Every year more and more babies are born through donor assisted conception and there are over 1 million donor offspring worldwide. 2 important factors could explain this incremental, as the longer and longer life’s expectancy for all and the changes to our priorities regarding life style.
As result of the above, egg donation may be the recommended treatment for:
- women who are unable to produce their own eggs or good quality eggs, for a variety of reasons such as premature menopause, infertility due to cancer treatment,
- women with poorly functioning ovaries, mainly presented in older women, or in young women with premature ovarian failure POF
- Women with a serious risk of passing genetic conditions to their unborn child.
- Patients who may also benefit from the use of donor eggs are those who have undergone multiple IVF treatments without success. This may be a result of poor response to stimulation by fertility drugs, failure of egg collections or poor egg quality.

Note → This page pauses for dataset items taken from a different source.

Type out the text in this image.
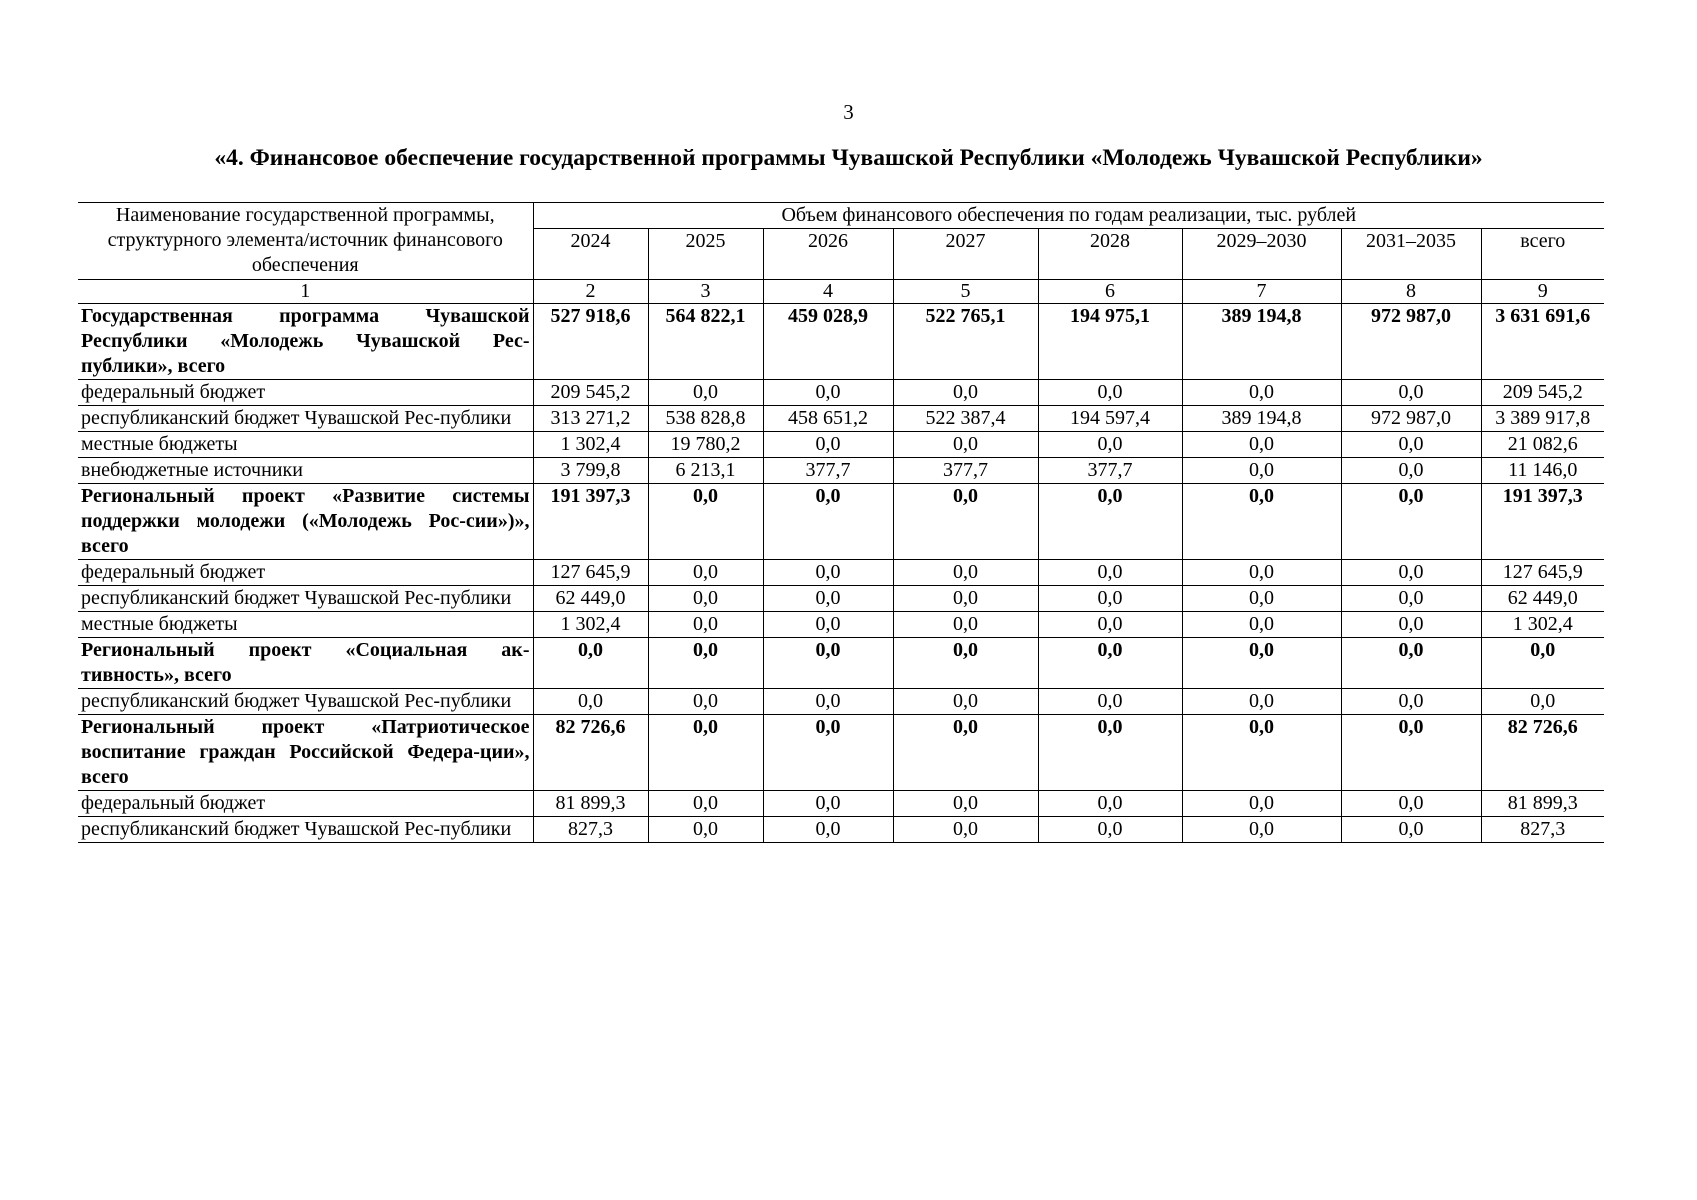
3
«4. Финансовое обеспечение государственной программы Чувашской Республики «Молодежь Чувашской Республики»
Наименование государственной программы, структурного элемента/источник финансового обеспечения	Объем финансового обеспечения по годам реализации, тыс. рублей							
	2024	2025	2026	2027	2028	2029–2030	2031–2035	всего
1	2	3	4	5	6	7	8	9
Государственная программа Чувашской Республики «Молодежь Чувашской Рес-публики», всего	527 918,6	564 822,1	459 028,9	522 765,1	194 975,1	389 194,8	972 987,0	3 631 691,6
федеральный бюджет	209 545,2	0,0	0,0	0,0	0,0	0,0	0,0	209 545,2
республиканский бюджет Чувашской Рес-публики	313 271,2	538 828,8	458 651,2	522 387,4	194 597,4	389 194,8	972 987,0	3 389 917,8
местные бюджеты	1 302,4	19 780,2	0,0	0,0	0,0	0,0	0,0	21 082,6
внебюджетные источники	3 799,8	6 213,1	377,7	377,7	377,7	0,0	0,0	11 146,0
Региональный проект «Развитие системы поддержки молодежи («Молодежь Рос-сии»)», всего	191 397,3	0,0	0,0	0,0	0,0	0,0	0,0	191 397,3
федеральный бюджет	127 645,9	0,0	0,0	0,0	0,0	0,0	0,0	127 645,9
республиканский бюджет Чувашской Рес-публики	62 449,0	0,0	0,0	0,0	0,0	0,0	0,0	62 449,0
местные бюджеты	1 302,4	0,0	0,0	0,0	0,0	0,0	0,0	1 302,4
Региональный проект «Социальная ак-тивность», всего	0,0	0,0	0,0	0,0	0,0	0,0	0,0	0,0
республиканский бюджет Чувашской Рес-публики	0,0	0,0	0,0	0,0	0,0	0,0	0,0	0,0
Региональный проект «Патриотическое воспитание граждан Российской Федера-ции», всего	82 726,6	0,0	0,0	0,0	0,0	0,0	0,0	82 726,6
федеральный бюджет	81 899,3	0,0	0,0	0,0	0,0	0,0	0,0	81 899,3
республиканский бюджет Чувашской Рес-публики	827,3	0,0	0,0	0,0	0,0	0,0	0,0	827,3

At Life Clinic we provide one of the best egg donation programs around.
Our strict standards on recruiting the donors, their very careful evaluation, and the closest possible matching for the recipient, are the key factors for the successful egg donation treatment.
We have donors from a variety of European countries, all of them with proven fertility and younger than 30 years old. In Greece is allowed the unknown donation, so you can’t see or meet the donor. Of course a matching questionnaire will be given to every woman and she will be aware of the basic matching characteristics of the donor as height, age, colour of the hair, eye shape and colour, previous fertility history, body structure and personality insight.
All donors are extensively screened and receive counselling before initiating treatment. We match donor and recipient physical characteristics as closely as possible. Please contact us for further details.
This treatment involves placing the donor on a course of fertility drugs to stimulate the ovaries to produce many eggs. The female partner who will receive the eggs is made ready for pregnancy through a course of hormones. The eggs are then collected from the donor’s ovaries and fertilised with the partner’s sperm. The selected healthy fertilised eggs – embryos, are then implanted into the uterus of the woman who will mother the child.
Egg donation has proved to be very successful, with success rates up to 75% per treatment cycle, and is the only treatment available for women who are unable to produce their own eggs. This treatment may raise ethical issues and so counselling is an essential part of the treatment programme.